Another “quick takes” on items where there is too little to say to make a complete article, but is still important enough to comment on.
The focus this time: The Religious Right were amateurs!
First, a little mood music:
It has been noted that the Progressive Left have proven to be liars and hypocrites when it comes to privacy in sexual matters. Now, Connecticut is jumping in on the “Yes means yes” bandwagon and the presumption that all men are rapists until proven, or even if proven, innocent:
“The latest: Connecticut legislators have recently taken up again the fight to make the Constitution State adopt an affirmative consent policy for college campuses. An effort last year to establish this policy was unsuccessful; if it works this year, Connecticut will be the third state in the country to adopt this rule for college students. The Hartford Courant explains:
“‘The concept, known as “affirmative consent,” shifts the burden of proof in disciplinary cases from victim to perpetrator. Instead of requiring a victim to prove that she or he said no to sexual contact, the policy requires a school’s disciplinary board to determine whether there was an unambiguous and voluntary agreement to engage in sexual activity. If not, a student could be expelled or subject to another punishment.
“‘Such policies “create a safer campus environment for students to come forward after an assault,” said Maddie Granato, a policy associate with the Connecticut Women’s Education and Legal Fund.’
“What is currently taking place is nothing short of a revolution in the meaning of rape, consent, and due process of law. Though it’s currently confined to campuses, don’t expect this movement to stay that way. After all, it doesn’t make sense for state legislatures to mandate one definition of sexual assault for 22 year-old college students and another for 22 year-olds who are out in the workforce. There have already been some discussion of applying standards like “yes means yes” outside of the campus context, and we fully expect efforts to do so to get more aggressive if and when the campus takeover becomes complete.”
Rather than fighting for sexual freedom, the Left only cares about the power of the state.
“‘We are living in a new sex bureaucracy,’ warn Harvard Law School professors Jacob Gersen and Jeannie Suk in an upcoming paper for the California Law Review. Contra court decisions such as Lawrence v. Texas—which decriminalized sodomy in Georgia and affirmed a constitutional right to sexual privacy—’the space of sex’ is still ‘thoroughly regulated’ in America, they write. And ‘the bureaucracy dedicated to that regulation of sex is growing. It operates largely apart from criminal enforcement, but its actions are inseparable from criminal overtones and implications.’

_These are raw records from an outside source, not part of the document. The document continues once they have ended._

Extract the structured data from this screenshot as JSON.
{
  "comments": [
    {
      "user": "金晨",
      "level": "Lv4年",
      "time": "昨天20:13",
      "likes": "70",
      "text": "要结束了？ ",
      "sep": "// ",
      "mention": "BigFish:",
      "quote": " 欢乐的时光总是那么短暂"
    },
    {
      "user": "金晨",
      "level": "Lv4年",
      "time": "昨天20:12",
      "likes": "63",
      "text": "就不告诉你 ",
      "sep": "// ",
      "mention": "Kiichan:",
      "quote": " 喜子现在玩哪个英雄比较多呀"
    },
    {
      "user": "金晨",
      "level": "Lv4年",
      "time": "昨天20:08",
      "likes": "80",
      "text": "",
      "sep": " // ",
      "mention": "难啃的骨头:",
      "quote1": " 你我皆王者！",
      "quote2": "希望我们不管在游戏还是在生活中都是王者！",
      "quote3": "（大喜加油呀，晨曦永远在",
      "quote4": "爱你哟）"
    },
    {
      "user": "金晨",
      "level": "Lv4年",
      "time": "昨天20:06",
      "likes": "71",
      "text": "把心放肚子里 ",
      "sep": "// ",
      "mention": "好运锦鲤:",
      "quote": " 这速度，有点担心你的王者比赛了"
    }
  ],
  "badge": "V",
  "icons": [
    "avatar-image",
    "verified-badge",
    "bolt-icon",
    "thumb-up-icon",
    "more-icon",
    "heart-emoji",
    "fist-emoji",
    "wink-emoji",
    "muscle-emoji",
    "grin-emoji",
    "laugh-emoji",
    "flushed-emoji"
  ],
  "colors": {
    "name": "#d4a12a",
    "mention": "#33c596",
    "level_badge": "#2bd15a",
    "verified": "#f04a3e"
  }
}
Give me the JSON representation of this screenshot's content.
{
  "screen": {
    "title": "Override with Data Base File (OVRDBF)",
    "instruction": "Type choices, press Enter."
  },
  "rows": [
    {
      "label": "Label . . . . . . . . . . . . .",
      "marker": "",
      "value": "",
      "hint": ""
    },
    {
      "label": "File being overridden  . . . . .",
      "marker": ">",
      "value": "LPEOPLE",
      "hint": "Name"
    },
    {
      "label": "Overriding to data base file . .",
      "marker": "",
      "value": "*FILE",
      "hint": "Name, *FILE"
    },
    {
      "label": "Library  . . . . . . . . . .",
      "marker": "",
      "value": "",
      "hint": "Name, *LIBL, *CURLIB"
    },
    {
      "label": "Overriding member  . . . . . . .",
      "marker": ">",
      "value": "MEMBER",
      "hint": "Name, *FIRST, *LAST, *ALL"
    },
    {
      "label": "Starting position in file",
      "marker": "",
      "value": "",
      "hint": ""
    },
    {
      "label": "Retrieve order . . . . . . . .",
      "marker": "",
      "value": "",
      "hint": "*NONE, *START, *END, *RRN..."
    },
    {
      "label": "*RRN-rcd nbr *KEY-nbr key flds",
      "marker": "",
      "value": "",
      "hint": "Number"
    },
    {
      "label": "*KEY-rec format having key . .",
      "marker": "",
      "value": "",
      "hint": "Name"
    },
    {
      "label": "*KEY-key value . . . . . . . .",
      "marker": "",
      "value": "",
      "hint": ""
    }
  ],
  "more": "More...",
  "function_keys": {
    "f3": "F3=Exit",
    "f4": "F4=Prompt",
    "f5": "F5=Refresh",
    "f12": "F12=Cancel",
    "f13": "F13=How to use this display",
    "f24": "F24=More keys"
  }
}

“In recent years, the understanding of school obligations under Title IX has morphed again. In 2011, the Office of Civil Rights (OCR)—the arm of the Department of Education tasked with Title IX upkeep—started including ‘sexual violence’ as a form of sexual discrimination. Until this time, schools handled sexual violence in a variety of ways, with some encouraging students to go directly to police and others more reliant on their own administrative proceedings. But whatever tack schools took, the issue of student-on-student sexual violence was not seen as one related to sex discrimination and Title IX compliance. In issuing compliance guidance to the University of Montana in 2011, however, the OCR stated that any sexual misconduct investigations and disciplinary actions ‘must meet the Title IX requirement of affording a complainant a prompt and equitable resolution.’ The guidance made explicit ‘that a school’s discipline process for sexual assault is regulated by OCR’s interpretations of Title IX,’ write Gersen and Suk.
“OCR has offered guidance here, suggesting that schools address ‘risk factors’ for sexual violence including exposure to pornography, having non-consensual sexual fantasies, or having a ‘preference for impersonal sex.’ What this means is that “the federal government requires schools to be involved in constructing sexual norms and putting a stamp of disapproval on sexual practices like impersonal sex, pornography consumption, and sexual fantasies,” Gersen and Suk note.”
But this just effects college student, not people in the real world, right? It’s not like the Left would go after some fetish or kink like those eeevil “Reich wingers”?
“According to a new federal court decision, Americans have no constitutional right to engage in consensual BDSM because ‘sexual activity that involves binding and gagging or the use of physical force such as spanking or choking poses certain inherent risks to personal safety.’ Thus officials could constitutionally ban or regulate such activity in the interest of ‘the protection of vulnerable persons,’ the court held.
“In striking down bans on things like sodomy and adultery, U.S. courts have repeatedly said that citizens have a right to engage in whatever sort of consensual sexual activity they choose within the privacy of their own rooms (that is, as long as money isn’t involved). But federal judges now say that the Constitution ‘does not prohibit the regulation of BDSM conduct.'”
Why is anyone surprised? Pushing “sexual liberation” and the mis-named “right to privacy” in the bedroom was just a way of the Left to overturn social mores in order to mold society.
To those who actually care about sexual privacy: You’ve been used and tossed like a leaky condom.